La nouvelle a eu l’effet d’une bombe sur la scène politique québécoise, François Legault quitte le navire dont il assurait la gouverne depuis 2011. L’usure du pouvoir et son corollaire, le besoin de changement, seront venus à bout du fondateur de la Coalition avenir Québec (CAQ) qui incarnait la troisième voie sur le spectre politique du Québec, la voie du nationalisme québécois. Depuis plusieurs mois, des vents violents soufflaient sur les voiles du navire qui tanguaient dangereusement de tous côtés. Le capitaine n’arrivait plus à calmer la tempête.

Gouverner un État pendant presque huit ans laisse inévitablement des écorchures parfois difficiles, voire impossibles à refermer, et cela, malgré sa gestion remarquable de la pandémie qui, sans l’ombre d’un doute, restera un legs inoubliable de François Legault envers les Québécois.

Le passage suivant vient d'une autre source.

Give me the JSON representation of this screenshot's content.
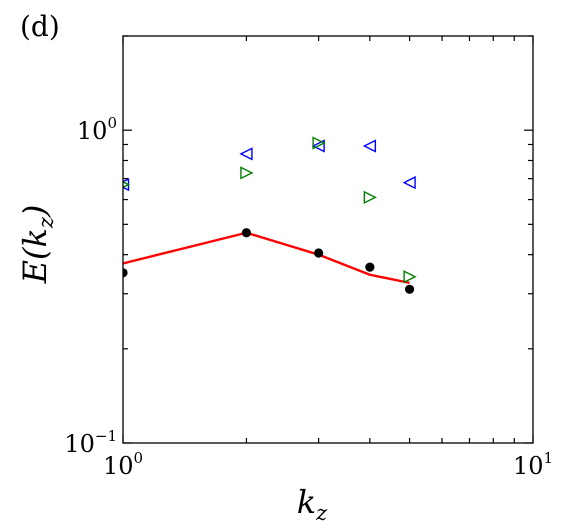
{
  "chart_data": {
    "type": "scatter",
    "panel_label": "(d)",
    "xlabel": {
      "base": "k",
      "sub": "z"
    },
    "ylabel": {
      "func": "E(",
      "base": "k",
      "sub": "z",
      "close": ")"
    },
    "xscale": "log",
    "yscale": "log",
    "xlim": [
      1,
      10
    ],
    "ylim": [
      0.1,
      2
    ],
    "x_ticks": [
      {
        "value": 1,
        "base": "10",
        "exp": "0"
      },
      {
        "value": 10,
        "base": "10",
        "exp": "1"
      }
    ],
    "y_ticks": [
      {
        "value": 0.1,
        "base": "10",
        "exp": "−1"
      },
      {
        "value": 1,
        "base": "10",
        "exp": "0"
      }
    ],
    "grid": false,
    "series": [
      {
        "marker": "triangle-left",
        "color": "#0000ff",
        "filled": false,
        "x": [
          1,
          2,
          3,
          4,
          5
        ],
        "y": [
          0.67,
          0.84,
          0.89,
          0.89,
          0.68
        ]
      },
      {
        "marker": "triangle-right",
        "color": "#008000",
        "filled": false,
        "x": [
          1,
          2,
          3,
          4,
          5
        ],
        "y": [
          0.67,
          0.73,
          0.91,
          0.61,
          0.34
        ]
      },
      {
        "marker": "circle",
        "color": "#000000",
        "filled": true,
        "x": [
          1,
          2,
          3,
          4,
          5
        ],
        "y": [
          0.35,
          0.47,
          0.405,
          0.365,
          0.31
        ]
      },
      {
        "marker": "line",
        "color": "#ff0000",
        "x": [
          1,
          2,
          3,
          4,
          5
        ],
        "y": [
          0.375,
          0.47,
          0.4,
          0.345,
          0.325
        ]
      }
    ]
  }
}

Autre fait notoire, le chef de la CAQ aura défendu jusqu’au bout la sauvegarde du français au Québec, menacée particulièrement sur l’île de Montréal.

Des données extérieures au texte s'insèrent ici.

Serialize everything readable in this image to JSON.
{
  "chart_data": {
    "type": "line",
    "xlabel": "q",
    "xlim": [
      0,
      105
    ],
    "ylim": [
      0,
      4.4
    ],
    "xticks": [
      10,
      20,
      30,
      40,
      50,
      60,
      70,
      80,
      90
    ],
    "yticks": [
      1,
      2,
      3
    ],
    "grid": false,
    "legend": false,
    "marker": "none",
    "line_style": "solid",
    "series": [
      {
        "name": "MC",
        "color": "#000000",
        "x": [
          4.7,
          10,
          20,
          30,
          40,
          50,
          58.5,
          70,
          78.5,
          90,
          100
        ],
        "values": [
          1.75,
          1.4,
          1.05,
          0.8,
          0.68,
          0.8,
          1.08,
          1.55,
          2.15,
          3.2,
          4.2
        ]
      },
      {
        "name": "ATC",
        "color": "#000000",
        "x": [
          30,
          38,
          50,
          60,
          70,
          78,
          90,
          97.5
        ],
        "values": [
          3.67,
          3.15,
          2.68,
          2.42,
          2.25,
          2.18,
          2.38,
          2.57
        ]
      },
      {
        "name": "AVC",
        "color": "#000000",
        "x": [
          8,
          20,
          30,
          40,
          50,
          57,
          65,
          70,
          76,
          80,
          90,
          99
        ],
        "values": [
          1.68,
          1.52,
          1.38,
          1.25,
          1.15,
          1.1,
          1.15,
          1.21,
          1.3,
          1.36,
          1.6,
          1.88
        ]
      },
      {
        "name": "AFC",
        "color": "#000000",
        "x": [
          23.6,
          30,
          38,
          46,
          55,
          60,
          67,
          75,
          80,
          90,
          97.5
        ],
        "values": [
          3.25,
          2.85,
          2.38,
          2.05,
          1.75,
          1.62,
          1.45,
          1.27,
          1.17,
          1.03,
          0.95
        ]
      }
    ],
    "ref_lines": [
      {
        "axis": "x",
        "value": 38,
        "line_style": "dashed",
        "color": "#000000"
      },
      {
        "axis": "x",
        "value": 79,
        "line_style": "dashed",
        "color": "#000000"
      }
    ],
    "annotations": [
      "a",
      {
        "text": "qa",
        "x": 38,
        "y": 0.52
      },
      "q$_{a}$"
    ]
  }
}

On aura beau passer en revue tous les écueils jonchant le chemin emprunté par François Legault tels le scandale SAAQclic ou la mésaventure de Northvolt, les pénibles négociations avec les médecins ou le projet de loi 1 sur une constitution du Québec, chacun de ces dossiers a laissé une cicatrice profonde dans la population au fil du temps. On dit souvent qu’en politique, six mois peuvent paraître une éternité. Dans ce contexte, il est aisé de comprendre qu’une durée de sept ans ne peut que laisser des empreintes indélébiles.

François Legault a toujours placé l’économie au centre de ses priorités, son obsession pour atteindre le PIB de l’Ontario en faisant foi. Or en agissant de la sorte, il a délaissé la qualité de vie des citoyens notamment à l’égard de l’augmentation du coût de la vie, de la pénurie de logements abordables et de la croissance des itinérants qui ont été relégués au second plan si bien que l’homme d’affaires a décroché de la pénible réalité aux yeux des contribuables québécois.

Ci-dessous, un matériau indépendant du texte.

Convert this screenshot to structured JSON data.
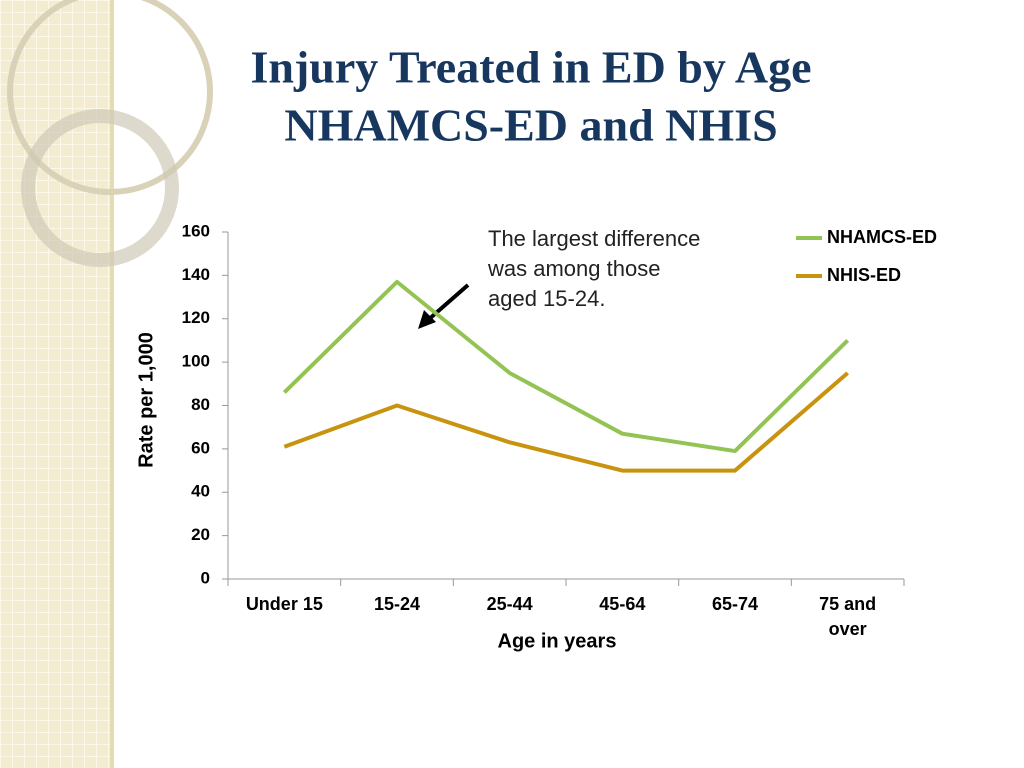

« Pour le bien du parti et surtout, pour le bien du Québec », François Legault a décidé de céder le flambeau à un successeur. Il marque incontestablement la fin d’une époque. Plusieurs journalistes feront le bilan de son passage à la tête du gouvernement du Québec. Toutefois, avec le recul, c’est l’histoire qui évaluera objectivement son bilan politique pour le meilleur comme pour le pire.